On Thursday, Justice Rajiv Shakdher made an observation on the sheer disservice that the exemption under section 375 does to the rights of a married woman on her own body. Although, he emphasised his observation by comparing married women rights with that of a sex worker and said that if the latter can say no then why a wife is placed on “a lower pedestal?”
This observation was made and said aloud during the hearings of arguments overseeing a batch of petitions which demanded the criminalising of marital rape. Under Exception 2 in Section 375 of the IPC, the exemption is made to the man who forces himself sexually on his wife, only if the wife is not below the age of 15 years.

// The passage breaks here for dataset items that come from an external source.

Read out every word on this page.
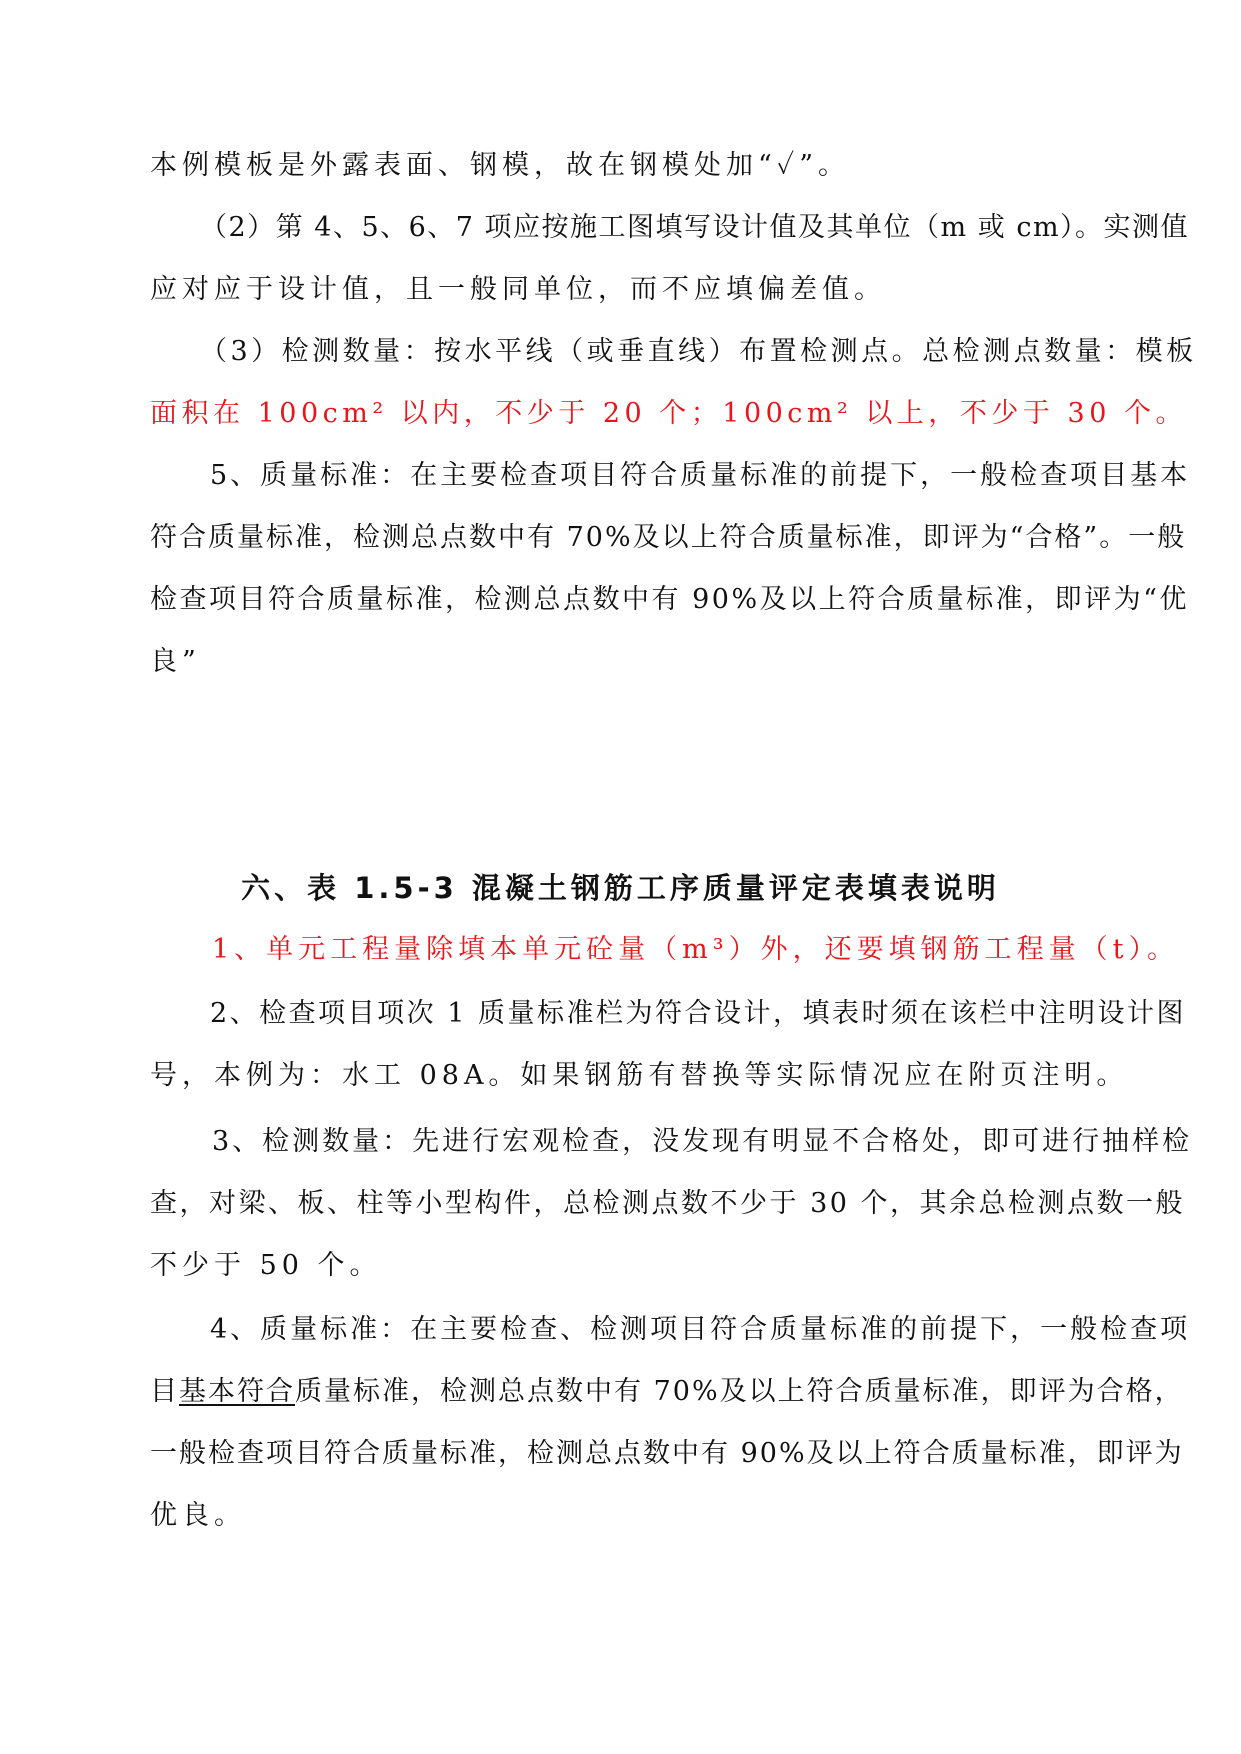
本例模板是外露表面、钢模，故在钢模处加“✓”。
（2）第 4、5、6、7 项应按施工图填写设计值及其单位（m 或 cm）。实测值
应对应于设计值，且一般同单位，而不应填偏差值。
（3）检测数量：按水平线（或垂直线）布置检测点。总检测点数量：模板
面积在 100cm² 以内，不少于 20 个；100cm² 以上，不少于 30 个。
5、质量标准：在主要检查项目符合质量标准的前提下，一般检查项目基本
符合质量标准，检测总点数中有 70%及以上符合质量标准，即评为“合格”。一般
检查项目符合质量标准，检测总点数中有 90%及以上符合质量标准，即评为“优
良”
六、表 1.5-3 混凝土钢筋工序质量评定表填表说明
1、单元工程量除填本单元砼量（m³）外，还要填钢筋工程量（t）。
2、检查项目项次 1 质量标准栏为符合设计，填表时须在该栏中注明设计图
号，本例为：水工 08A。如果钢筋有替换等实际情况应在附页注明。
3、检测数量：先进行宏观检查，没发现有明显不合格处，即可进行抽样检
查，对梁、板、柱等小型构件，总检测点数不少于 30 个，其余总检测点数一般
不少于 50 个。
4、质量标准：在主要检查、检测项目符合质量标准的前提下，一般检查项
目基本符合质量标准，检测总点数中有 70%及以上符合质量标准，即评为合格，
一般检查项目符合质量标准，检测总点数中有 90%及以上符合质量标准，即评为
优良。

Justice Shakdher and senior advocate Rajshekhar Rao took the example of sex workers and her right to say no even though they are considered “unchaste or easy virtue” by society. He said, “…So a sex worker actually shines the light on a circumstance which is sought to be protected by the exception. The idea of someone entering into a bargain and then saying, ‘sorry, I don’t want to go with it’ and she can prosecute the person who imposed himself is something that requires to be considered in light of the circumstances in which the husband and wife are placed.”
However, his observation was interrupted by advocate Karuna Nundy who said that even with a sex worker there is an expectation of sex same as marriage. Justice C Hari Shankar on the other hand said that one cannot equate the two (sex workers and married women). He said that section 375 does not say forced sex in a marriage should not be punished. “The question is should it be punished as rape?” asked Justice Shankar.
No country for married women
Last year, when Gujarat High Court was hearing a Public Interest Litigation (PIL) against marital rape laws, the petitioner, Sahil Thakore had stated in his plea that the exemption granted to husbands is based on the Doctrine of Converture which states that a woman loses her individual identity and is regarded as husband’s property after marriage. Thakur further stated that this law is against the Indian Constitution, which treats man and woman as equals, and violates Articles 14, 15, 19 and 21 of the Constitution.
These articles state the right to live with dignity, right to personal liberty, right to sexual autonomy, right to reproductive choices, right to privacy, amongst other rights. The Gujarat HC in its judgement said, “By marrying, no woman consents to her husband committing forcibly sexual intercourse on her.”
It is disheartening that even in 2022, women have to fight for their sexual rights, because our society still sees marriage as a holy union, which a woman must enter, feeling obligated to grant sexual consent to her husband. Consent can’t be granted once in a lifetime, for all the years of marriage or relationship to follow. Married or not, consent needs to be established and respected between a couple, irrespective of gender, every time sex is initiated.
The power of consent will grant wives not only more control over their sexuality and reproductive rights, but also normalise protesting against forced sex in a marriage.
Views expressed are the author’s own.